SOUZA, José Inácio de Melo. Op. Cit., p.127.
Além de ser considerado prejudicial à visão humana, o cinema também era considerado nocivo pelo fato de ser mudo, como ressalta um jornal brasileiro:
"Em 1911, O Independente também alertava para possíveis doenças ocasionadas pelo cinematógrafo. Pelo fato de o cinema ser mudo, o espectador teria que fazer um esforço mental muito grande para traduzir as cenas, o que poderia trazer efeitos nocivos ao cérebro devido a um enorme “esforço de imaginação”.
"Em 1911, O Independente também alertava para possíveis doenças ocasionadas pelo cinematógrafo. Pelo fato de o cinema ser mudo, o espectador teria que fazer um esforço mental muito grande para traduzir as cenas, o que poderia trazer efeitos nocivos ao cérebro devido a um enorme “esforço de imaginação”.
STEYER, Fábio Augusto. Op.Cit., p.207.
Anúncio do Cinema Pathé
No Rio de Janeiro, por exemplo, a propaganda de algumas salas era reforçada justamente pela qualidade da projeção, uma vez que a questão técnica no cinema, era alvo de tantas discussões no Brasil e no mundo:
CINEMATOGRAPHO “PATHÉ”
Empreza Arnaldo & C.
AVENIDA CENTRAL, 147-149
PROJECÇÕES
LUMINOSAS
ANIMADAS, CLARAS E
ISENTAS DE TREPIDAÇÃO
DOIS PROGRAMAS DIVERSOS POR SEMANA
NOVIDADES! SEMPRE NOVIDADES!
SOUZA, José Inácio de Melo. Op. Cit. p. 252.
Sala de espera do Cinema Pathé - Arquivo do Museu da Imagem e do Som
Na capital cearense, nos deparamos com um anúncio da venda de um aparelho de projeção
cinematográfica, em que o principal atrativo é a qualidade técnica e a segurança do mesmo:
CINEMA
Vende-se um próprio para o interior ou collegio, porque funcciona com qualquer
luz electrica ou sem ella, tendo projecção nitida e sem perigo. Tem 50 fitas,
algumas de grande metragem, apparelhos para concertal-as, magneto,
resistencia, etc.
Preço único 1:500$.
Para ver e tratar á rua Senador Pompeu, n.54.
Correio do Ceará, 17 de outubro de 1929, p. 8.

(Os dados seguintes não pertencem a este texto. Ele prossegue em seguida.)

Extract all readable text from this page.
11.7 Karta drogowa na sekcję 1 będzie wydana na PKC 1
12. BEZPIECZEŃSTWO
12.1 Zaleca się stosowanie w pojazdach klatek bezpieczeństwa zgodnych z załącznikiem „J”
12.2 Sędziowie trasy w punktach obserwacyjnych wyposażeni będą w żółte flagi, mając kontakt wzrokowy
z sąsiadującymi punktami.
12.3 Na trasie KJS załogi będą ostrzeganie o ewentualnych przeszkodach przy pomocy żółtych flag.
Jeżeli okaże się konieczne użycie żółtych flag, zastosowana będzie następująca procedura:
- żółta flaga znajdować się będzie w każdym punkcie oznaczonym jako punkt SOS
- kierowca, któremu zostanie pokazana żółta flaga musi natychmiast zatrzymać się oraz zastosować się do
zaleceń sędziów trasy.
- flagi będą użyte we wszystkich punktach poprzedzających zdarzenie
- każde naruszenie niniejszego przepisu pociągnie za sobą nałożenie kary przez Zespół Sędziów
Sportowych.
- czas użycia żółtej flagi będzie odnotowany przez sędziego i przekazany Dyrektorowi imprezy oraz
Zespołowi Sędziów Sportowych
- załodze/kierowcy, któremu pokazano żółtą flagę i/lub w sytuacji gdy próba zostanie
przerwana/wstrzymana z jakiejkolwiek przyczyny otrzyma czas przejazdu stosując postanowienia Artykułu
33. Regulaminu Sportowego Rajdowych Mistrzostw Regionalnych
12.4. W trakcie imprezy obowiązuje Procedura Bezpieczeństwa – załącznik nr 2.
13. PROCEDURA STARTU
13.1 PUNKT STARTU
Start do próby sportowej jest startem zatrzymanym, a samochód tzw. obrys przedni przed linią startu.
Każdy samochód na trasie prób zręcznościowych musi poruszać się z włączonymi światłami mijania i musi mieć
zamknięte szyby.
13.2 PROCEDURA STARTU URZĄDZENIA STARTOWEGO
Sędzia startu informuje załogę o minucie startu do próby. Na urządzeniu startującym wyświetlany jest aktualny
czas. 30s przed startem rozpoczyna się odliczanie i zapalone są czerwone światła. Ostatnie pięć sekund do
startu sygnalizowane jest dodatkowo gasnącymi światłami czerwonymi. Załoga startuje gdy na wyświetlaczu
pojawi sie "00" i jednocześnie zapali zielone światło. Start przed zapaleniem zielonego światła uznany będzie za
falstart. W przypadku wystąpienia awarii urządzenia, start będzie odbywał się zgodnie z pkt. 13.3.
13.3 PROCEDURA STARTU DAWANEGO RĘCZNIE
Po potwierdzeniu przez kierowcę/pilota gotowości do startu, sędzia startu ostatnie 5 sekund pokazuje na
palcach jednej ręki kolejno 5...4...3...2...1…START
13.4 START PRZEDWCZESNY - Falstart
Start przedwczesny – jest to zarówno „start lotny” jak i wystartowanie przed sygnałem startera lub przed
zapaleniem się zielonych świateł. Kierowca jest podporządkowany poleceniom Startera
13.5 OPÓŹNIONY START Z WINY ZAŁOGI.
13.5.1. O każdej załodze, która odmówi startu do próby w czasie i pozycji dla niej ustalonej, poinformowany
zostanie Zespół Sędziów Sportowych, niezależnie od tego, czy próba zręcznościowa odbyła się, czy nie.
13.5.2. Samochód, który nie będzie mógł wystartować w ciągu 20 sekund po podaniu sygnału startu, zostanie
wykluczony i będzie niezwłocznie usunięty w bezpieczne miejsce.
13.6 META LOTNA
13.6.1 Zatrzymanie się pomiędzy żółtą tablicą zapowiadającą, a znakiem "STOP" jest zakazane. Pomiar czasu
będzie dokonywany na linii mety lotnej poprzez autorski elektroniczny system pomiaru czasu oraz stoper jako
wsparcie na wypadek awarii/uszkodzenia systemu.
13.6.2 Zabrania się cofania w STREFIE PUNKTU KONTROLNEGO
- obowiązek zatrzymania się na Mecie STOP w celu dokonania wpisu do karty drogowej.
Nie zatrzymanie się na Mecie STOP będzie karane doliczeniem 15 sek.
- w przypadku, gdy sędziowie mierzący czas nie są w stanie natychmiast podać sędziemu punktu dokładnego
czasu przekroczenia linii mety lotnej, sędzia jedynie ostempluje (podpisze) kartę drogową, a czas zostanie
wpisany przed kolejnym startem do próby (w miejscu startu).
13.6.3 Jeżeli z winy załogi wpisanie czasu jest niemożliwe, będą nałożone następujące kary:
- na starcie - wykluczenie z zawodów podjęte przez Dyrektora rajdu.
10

Neste anúncio do final da década de 1920, a qualidade do equipamento é medida pela sua capacidade de nitidez na projeção e pela ausência de perigo. Assim como, no anúncio do Cinematographo Pathé no Rio de Janeiro, aqui também é a inexistência de malefícios à saúde humana que qualifica o equipamento.
Percebemos que a questão técnica perpassa as discussões sobre o cinema no início do século XX, seja no que concerne as projeções defeituosas e aos malefícios que as mesmas poderiam ocasionar à saúde humana, seja pela própria produção técnica das fitas, como afirma Meize Regina:
"A avaliação das fitas recaía frequentemente sobre o aspecto técnico. A comparação com o similar estrangeiro será uma constante e estará desde então presente na avaliação da atividade cinematográfica no país, adquirindo em cada momento um significado diferente. Nesse momento não existe uma discussão em termos estéticos e sim uma abordagem que tem como preocupação discutir a competência técnica para a confecção de uma fita."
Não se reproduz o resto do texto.